Um avanço nessa frente também ajudaria a abrir um desejado espaço para um ritmo maior de queda das taxas de juros, acrescenta o executivo.
Mesmo com falta de clareza de mais longo prazo, há notícias positivas, na visão do presidente do BofA. Alcalay elogia a agenda do governo voltada à pauta microeconômica, como o apoio a projetos de lei que tentam facilitar o acesso a crédito e melhorar o ambiente de negócios. “São medidas para melhorar as condições dos negócios e buscar ganho de produtividade no país. Isso é música para os ouvidos”, diz.
Apesar dessas boas perspectivas, o executivo reconhece que o fluxo de capital estrangeiro para o mercado brasileiro tem sido tímido. A explicação, afirma, está na manutenção das taxas de juros americanas em patamar elevado e no adiamento das estimativas para o início do afrouxamento monetário pelo Federal Reserve, o banco central daquele país. Esse compasso de espera tem afugentado os investidores que normalmente olham para ativos de risco.
Alcalay pondera que o investimento direto no Brasil tem sido menos afetado, algo demonstrado no interesse de multinacionais no país. São os casos, por exemplo, dos anúncios de investimentos multibilionários das montadoras de veículos.
No entanto, sem o fluxo de capital para a bolsa, a esperada reabertura do mercado para ofertas iniciais de ações (IPOs, pela sigla em inglês) foi empurrada para o segundo semestre, diz Alcalay. Segundo ele, o interesse do investidor existe, mas é necessário um alinhamento entre juros mais baixos e expectativa sobre crescimento da economia.
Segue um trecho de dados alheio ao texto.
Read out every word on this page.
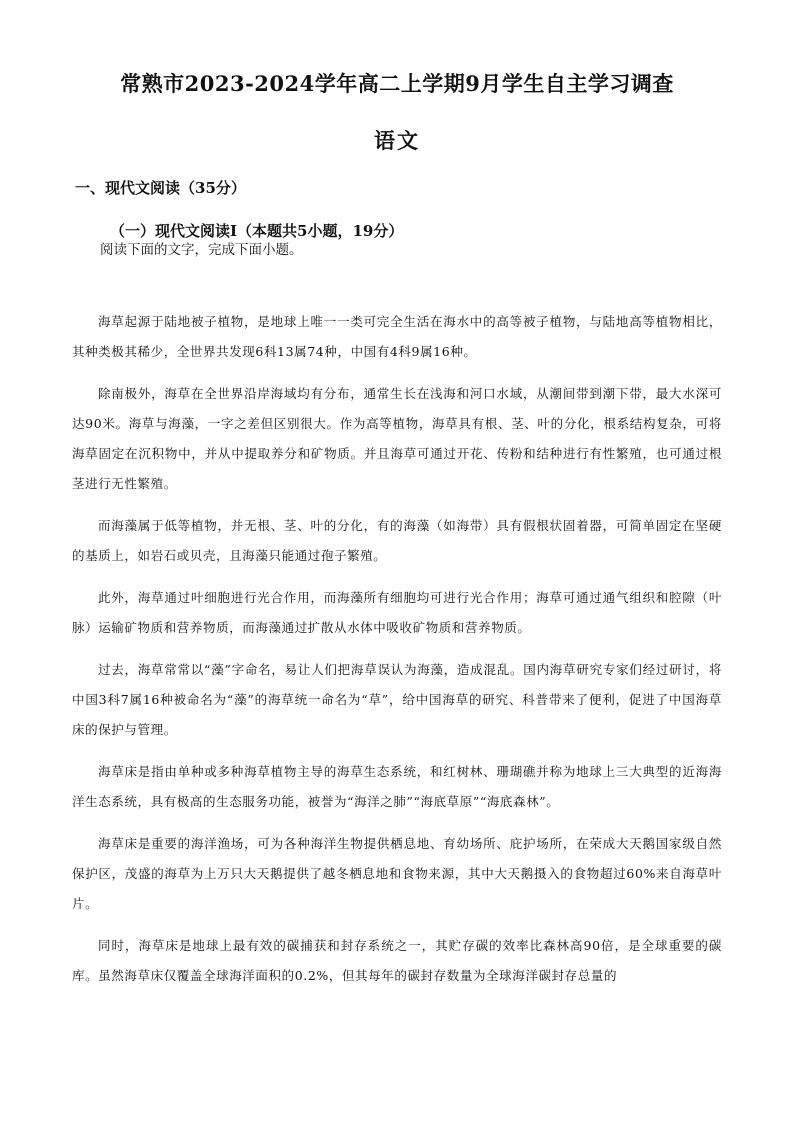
常熟市2023-2024学年高二上学期9月学生自主学习调查
语文
一、现代文阅读（35分）
（一）现代文阅读Ⅰ（本题共5小题，19分）
阅读下面的文字，完成下面小题。

海草起源于陆地被子植物，是地球上唯一一类可完全生活在海水中的高等被子植物，与陆地高等植物相比，其种类极其稀少，全世界共发现6科13属74种，中国有4科9属16种。

除南极外，海草在全世界沿岸海域均有分布，通常生长在浅海和河口水域，从潮间带到潮下带，最大水深可达90米。海草与海藻，一字之差但区别很大。作为高等植物，海草具有根、茎、叶的分化，根系结构复杂，可将海草固定在沉积物中，并从中提取养分和矿物质。并且海草可通过开花、传粉和结种进行有性繁殖，也可通过根茎进行无性繁殖。

而海藻属于低等植物，并无根、茎、叶的分化，有的海藻（如海带）具有假根状固着器，可简单固定在坚硬的基质上，如岩石或贝壳，且海藻只能通过孢子繁殖。

此外，海草通过叶细胞进行光合作用，而海藻所有细胞均可进行光合作用；海草可通过通气组织和腔隙（叶脉）运输矿物质和营养物质，而海藻通过扩散从水体中吸收矿物质和营养物质。

过去，海草常常以“藻”字命名，易让人们把海草误认为海藻，造成混乱。国内海草研究专家们经过研讨，将中国3科7属16种被命名为“藻”的海草统一命名为“草”，给中国海草的研究、科普带来了便利，促进了中国海草床的保护与管理。

海草床是指由单种或多种海草植物主导的海草生态系统，和红树林、珊瑚礁并称为地球上三大典型的近海海洋生态系统，具有极高的生态服务功能，被誉为“海洋之肺”“海底草原”“海底森林”。

海草床是重要的海洋渔场，可为各种海洋生物提供栖息地、育幼场所、庇护场所，在荣成大天鹅国家级自然保护区，茂盛的海草为上万只大天鹅提供了越冬栖息地和食物来源，其中大天鹅摄入的食物超过60%来自海草叶片。

同时，海草床是地球上最有效的碳捕获和封存系统之一，其贮存碳的效率比森林高90倍，是全球重要的碳库。虽然海草床仅覆盖全球海洋面积的0.2%，但其每年的碳封存数量为全球海洋碳封存总量的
Essa combinação também deve influenciar na entrada de recursos nos fundos de investimento locais, que sofreram grande sangria nos últimos dois anos. “O mercado de IPOs tem potencial para reabrir em algum momento do ano”, afirma. “Está parando de sair dinheiro dos fundos.”
Uma boa notícia é que as ofertas subsequentes de ações (“follow-on”, em inglês) estão deixando de ter um viés tão forte em reestruturação de balanços, como se viu no ano passado. Segundo Alcalay, as operações que começam a sair agora estão mais voltadas a investimentos e expansão. O executivo cita os setores de infraestrutura, varejo, tecnologia e saúde como alguns dos que podem acessar a bolsa.
No comparativo com outros mercados, o Brasil está relativamente bem, amparado pelas pautas de segurança alimentar e energia limpa, observa Alcalay, que vê oportunidades nessas duas frentes. No entanto, pondera, o país tem competidores fortes na disputa pelo capital, principalmente o Sudeste Asiático, a Índia e o México.
A diversificação dos negócios do BofA, após uma decisão estratégica tomada há dez anos, ajudou o banco americano a driblar o cenário difícil para o mercado de capitais no país nos últimos dois anos, período em que as receitas do setor encolheram. A franquia no país, segundo Alcalay, cresceu “acima de dois dígitos”. O executivo atribui o desempenho ao fortalecimento da área de fusões e aquisições (M&A) do banco, que resultou em ganho de participação de mercado, e a serviços transacionais.
Uma das frentes que ganharam espaço ao longo desse processo é voltada a pagamentos e cobranças dos clientes, por exemplo. Outra é a gestão de caixa de empresas. Também entrou na prateleira o negócio de “prime brokerage”, destinado a grandes clientes, como gestoras e family offices. A volatilidade e a alta dos juros, por sua vez, propiciaram ganhos com operações estruturadas. Com essa combinação de ferramentas, o banco ganhou um colchão que amorteceu os efeitos da volatilidade e da paradeira no mercado de ações. “A gente não ficou parado, enquanto o mercado de equities se retraiu”, afirma.
Alcalay ressalta que o BofA manterá no Brasil a mesma linha que o banco segue fora dos Estados Unidos, exclusivamente com atividades de banco de atacado. “Dentro disso vamos fazer adições de produtos e linhas”, diz.
No mercado brasileiro, por exemplo, o BofA tem avançado nos serviços de pagamento corporativo por meio do Pix. O banco lançou, ainda, o financiamento ao comércio por meio de duplicatas.